Heat the oil in a pan then add the butter. Once it has melted add the shallots, stir and cook for about 10 minutes until lightly browned, stirring occasionally. Add the red wine and balsamic vinegar, bring to the boil, turn the heat down and simmer for about 10 minutes, stirring occasionally until the liquid has reduced by about three-quarters. Add the stock and simmer for another 5 minutes. Strain, return to the pan and whisk in the butter paste with a wire whisk. Bring back to the boil and simmer until thickened. Season to taste with salt, pepper and a few drops of Worcestershire sauce.
* to make butter paste mash together equal quantities of soft butter and plain flour until you have a smooth paste.

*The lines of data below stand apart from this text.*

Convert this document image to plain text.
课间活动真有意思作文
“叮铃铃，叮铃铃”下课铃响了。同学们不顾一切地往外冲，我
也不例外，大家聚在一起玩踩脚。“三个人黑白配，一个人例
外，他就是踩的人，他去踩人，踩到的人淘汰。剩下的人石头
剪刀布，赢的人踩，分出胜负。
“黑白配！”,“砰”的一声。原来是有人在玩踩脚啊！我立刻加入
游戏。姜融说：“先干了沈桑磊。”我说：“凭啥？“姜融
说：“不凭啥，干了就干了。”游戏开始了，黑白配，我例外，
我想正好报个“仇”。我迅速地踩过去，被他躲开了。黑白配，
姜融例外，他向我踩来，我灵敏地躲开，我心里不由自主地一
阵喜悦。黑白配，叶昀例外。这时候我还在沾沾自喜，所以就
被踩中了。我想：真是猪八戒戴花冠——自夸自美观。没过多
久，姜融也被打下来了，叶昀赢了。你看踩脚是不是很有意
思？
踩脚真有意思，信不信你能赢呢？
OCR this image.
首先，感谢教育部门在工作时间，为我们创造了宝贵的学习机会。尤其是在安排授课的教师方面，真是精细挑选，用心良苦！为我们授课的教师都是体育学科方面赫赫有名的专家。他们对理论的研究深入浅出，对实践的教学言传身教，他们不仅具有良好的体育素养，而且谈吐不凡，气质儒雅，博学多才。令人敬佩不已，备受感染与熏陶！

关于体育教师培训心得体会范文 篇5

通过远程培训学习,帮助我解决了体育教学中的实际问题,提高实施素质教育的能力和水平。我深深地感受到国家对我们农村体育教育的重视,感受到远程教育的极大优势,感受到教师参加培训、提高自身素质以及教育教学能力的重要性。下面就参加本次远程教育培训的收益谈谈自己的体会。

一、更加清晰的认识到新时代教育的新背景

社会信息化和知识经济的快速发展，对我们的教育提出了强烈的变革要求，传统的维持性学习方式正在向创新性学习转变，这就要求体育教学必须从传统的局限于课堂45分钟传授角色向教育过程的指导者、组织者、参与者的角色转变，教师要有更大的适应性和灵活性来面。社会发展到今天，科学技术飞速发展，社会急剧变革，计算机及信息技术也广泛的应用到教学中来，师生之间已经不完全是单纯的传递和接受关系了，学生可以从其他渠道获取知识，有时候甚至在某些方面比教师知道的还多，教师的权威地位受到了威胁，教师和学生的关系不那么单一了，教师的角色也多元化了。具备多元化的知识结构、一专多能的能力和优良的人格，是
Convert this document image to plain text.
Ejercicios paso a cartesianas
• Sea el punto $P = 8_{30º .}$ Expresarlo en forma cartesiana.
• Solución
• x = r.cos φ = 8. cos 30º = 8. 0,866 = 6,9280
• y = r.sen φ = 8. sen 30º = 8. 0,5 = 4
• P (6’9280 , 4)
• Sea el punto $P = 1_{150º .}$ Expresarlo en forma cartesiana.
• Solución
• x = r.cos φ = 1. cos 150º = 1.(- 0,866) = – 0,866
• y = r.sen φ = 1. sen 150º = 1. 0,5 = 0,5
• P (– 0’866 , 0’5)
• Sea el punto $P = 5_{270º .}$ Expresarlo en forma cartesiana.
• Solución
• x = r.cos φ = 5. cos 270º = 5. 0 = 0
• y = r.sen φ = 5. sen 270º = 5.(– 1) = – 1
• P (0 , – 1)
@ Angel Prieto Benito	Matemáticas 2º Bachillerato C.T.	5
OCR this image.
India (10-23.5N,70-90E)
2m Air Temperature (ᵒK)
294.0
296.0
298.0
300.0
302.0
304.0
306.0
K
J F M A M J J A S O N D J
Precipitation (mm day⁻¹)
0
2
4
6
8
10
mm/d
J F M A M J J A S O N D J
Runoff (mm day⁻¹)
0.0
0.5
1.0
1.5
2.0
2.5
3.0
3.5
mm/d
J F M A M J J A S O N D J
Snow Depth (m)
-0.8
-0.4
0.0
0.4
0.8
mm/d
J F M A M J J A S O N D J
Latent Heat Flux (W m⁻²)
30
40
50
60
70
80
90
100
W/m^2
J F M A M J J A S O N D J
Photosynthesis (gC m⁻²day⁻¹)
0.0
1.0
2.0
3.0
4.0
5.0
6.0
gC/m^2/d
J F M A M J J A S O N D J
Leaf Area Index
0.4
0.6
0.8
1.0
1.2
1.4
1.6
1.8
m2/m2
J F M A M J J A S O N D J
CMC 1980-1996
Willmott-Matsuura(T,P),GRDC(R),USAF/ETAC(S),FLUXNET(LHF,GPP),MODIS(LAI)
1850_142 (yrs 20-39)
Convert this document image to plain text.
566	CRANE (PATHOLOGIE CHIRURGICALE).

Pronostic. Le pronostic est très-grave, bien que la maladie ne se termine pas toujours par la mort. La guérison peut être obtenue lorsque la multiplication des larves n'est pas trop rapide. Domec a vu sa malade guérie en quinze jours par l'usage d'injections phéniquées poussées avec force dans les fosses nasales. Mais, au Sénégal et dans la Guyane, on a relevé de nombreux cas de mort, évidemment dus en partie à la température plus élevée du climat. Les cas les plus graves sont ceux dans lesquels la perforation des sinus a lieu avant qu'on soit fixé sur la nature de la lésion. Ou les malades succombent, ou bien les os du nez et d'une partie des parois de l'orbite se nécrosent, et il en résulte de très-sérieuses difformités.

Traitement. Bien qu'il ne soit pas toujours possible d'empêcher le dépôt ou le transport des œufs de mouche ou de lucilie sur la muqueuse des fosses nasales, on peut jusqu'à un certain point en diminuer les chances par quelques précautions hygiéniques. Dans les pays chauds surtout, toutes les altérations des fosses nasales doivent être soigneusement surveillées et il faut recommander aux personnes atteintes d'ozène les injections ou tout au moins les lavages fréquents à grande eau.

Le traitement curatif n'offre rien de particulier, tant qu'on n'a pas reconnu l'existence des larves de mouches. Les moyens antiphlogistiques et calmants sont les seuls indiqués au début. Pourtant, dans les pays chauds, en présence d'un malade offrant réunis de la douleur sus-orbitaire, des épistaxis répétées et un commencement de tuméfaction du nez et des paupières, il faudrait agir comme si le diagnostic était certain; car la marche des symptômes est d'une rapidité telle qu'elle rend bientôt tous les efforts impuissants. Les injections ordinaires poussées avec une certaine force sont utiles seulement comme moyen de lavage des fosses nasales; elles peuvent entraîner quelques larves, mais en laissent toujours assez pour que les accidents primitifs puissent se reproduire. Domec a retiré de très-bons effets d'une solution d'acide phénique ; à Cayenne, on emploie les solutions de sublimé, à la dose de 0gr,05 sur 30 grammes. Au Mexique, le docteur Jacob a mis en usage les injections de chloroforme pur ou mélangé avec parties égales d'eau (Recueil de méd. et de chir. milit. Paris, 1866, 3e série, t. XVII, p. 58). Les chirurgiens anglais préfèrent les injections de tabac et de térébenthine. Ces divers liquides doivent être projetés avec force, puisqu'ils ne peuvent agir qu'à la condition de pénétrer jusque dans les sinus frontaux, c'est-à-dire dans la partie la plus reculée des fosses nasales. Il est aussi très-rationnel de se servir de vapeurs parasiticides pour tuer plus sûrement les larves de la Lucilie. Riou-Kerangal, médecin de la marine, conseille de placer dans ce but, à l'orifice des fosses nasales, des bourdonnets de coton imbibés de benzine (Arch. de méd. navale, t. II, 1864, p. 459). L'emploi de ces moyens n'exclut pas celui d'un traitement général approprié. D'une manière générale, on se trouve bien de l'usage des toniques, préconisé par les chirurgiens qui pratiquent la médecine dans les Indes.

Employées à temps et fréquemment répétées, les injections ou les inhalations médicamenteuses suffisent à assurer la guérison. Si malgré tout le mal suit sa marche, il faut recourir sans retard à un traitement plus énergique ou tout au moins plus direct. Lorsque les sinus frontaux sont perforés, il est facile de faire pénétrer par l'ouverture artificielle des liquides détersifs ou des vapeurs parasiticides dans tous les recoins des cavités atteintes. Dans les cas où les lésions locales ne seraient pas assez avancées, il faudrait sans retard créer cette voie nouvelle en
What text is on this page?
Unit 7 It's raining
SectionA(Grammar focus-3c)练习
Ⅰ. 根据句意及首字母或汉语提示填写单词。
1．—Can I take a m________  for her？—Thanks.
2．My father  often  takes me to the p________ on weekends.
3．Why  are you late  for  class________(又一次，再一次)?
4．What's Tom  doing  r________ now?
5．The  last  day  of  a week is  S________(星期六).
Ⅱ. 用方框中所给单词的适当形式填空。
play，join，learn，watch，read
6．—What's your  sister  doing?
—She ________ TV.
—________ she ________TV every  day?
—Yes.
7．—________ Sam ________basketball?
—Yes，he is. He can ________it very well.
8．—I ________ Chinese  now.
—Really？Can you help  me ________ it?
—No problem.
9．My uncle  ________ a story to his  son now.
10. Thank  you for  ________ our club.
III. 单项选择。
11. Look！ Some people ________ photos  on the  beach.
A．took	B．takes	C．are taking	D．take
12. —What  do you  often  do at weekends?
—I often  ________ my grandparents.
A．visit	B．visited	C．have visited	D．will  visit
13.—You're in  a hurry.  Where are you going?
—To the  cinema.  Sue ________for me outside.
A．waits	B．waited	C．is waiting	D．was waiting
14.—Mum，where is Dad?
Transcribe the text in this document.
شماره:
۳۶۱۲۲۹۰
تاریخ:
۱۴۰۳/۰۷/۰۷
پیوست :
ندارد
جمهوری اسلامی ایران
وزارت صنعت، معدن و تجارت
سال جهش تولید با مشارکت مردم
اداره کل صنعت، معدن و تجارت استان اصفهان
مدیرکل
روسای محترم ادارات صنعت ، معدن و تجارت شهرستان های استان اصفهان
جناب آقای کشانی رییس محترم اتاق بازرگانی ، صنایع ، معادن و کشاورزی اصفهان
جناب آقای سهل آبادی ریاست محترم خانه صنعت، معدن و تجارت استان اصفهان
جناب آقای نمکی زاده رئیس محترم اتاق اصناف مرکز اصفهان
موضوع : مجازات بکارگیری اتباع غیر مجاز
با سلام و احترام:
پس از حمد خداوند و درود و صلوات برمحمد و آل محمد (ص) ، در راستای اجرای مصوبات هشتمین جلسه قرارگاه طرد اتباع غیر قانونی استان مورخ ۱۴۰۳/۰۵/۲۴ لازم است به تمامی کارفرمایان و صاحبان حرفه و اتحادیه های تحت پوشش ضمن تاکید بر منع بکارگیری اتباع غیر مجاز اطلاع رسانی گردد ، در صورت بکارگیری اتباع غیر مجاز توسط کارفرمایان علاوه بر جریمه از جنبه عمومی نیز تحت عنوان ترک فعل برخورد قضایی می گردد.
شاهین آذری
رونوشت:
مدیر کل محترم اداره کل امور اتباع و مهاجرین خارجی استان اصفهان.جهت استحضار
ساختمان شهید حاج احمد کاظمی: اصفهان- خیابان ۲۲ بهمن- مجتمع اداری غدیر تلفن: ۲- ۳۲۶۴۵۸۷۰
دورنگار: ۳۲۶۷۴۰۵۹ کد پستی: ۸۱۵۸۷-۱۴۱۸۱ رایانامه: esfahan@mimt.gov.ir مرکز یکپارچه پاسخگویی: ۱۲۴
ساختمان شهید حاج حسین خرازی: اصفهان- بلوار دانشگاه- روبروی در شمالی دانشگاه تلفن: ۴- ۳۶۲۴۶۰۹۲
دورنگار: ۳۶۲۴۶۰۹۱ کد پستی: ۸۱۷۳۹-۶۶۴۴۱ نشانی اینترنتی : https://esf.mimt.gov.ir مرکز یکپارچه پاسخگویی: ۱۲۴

Eton Mess with Chestnuts (aka Vacherin)

I’m having one of my period infatuations with an ingredient. Currently it’s chestnuts, not least because I’ve discovered that creamy, chestnut-based puddings are the most brilliant foil for certain styles of sweet wine (see below)This is a really easy recipe you can put together from store cupboard ingredients.
Serves 6

1 medium-sized (about 435g) tin of sweetened chestnut puree (or unsweetened puree and 2-3 tbsp sugar syrup)
2 tbsp Frangelico (hazelnut flavoured liqueur) or rum (optional)
150ml single cream
284 ml double cream
1 tbsp vanilla sugar or caster sugar and 1/2 tsp of vanilla
6 medium-sized meringues or meringue nests
6-8 marrons glaces (candied chestnuts), roughly chopped

You will need 6 sundae dishes or other dessert glasses
Tip the contents of the tin of chestnuts into a food processor. Add the Frangelico and rum, if using, and the single cream and whizz together, adding a little extra sugar if you think it needs it. Add the vanilla sugar (or sugar and vanilla essence) to the double cream and whip lightly until it holds a soft peak (just holds its shape). Just before serving, break up the meringues roughly by hand. Put a little of the meringue in the bottom of each glass, cover with a layer of the chestnut cream then spoon over a layer of whipped cream. Repeat twice, finishing with cream then scatter a few chopped pieces of marrons glaces over each glass. Voila!

Wine suggestion:
I drank a glass of Vin Santo with a similar dish in Paris recently (see The Best Food and Wine Matching on the Planet) so can strongly recommend that. Good alternatives would be a Hungarian Tokaji, a Passito di Pantelleria or Samos Muscat from Greece.)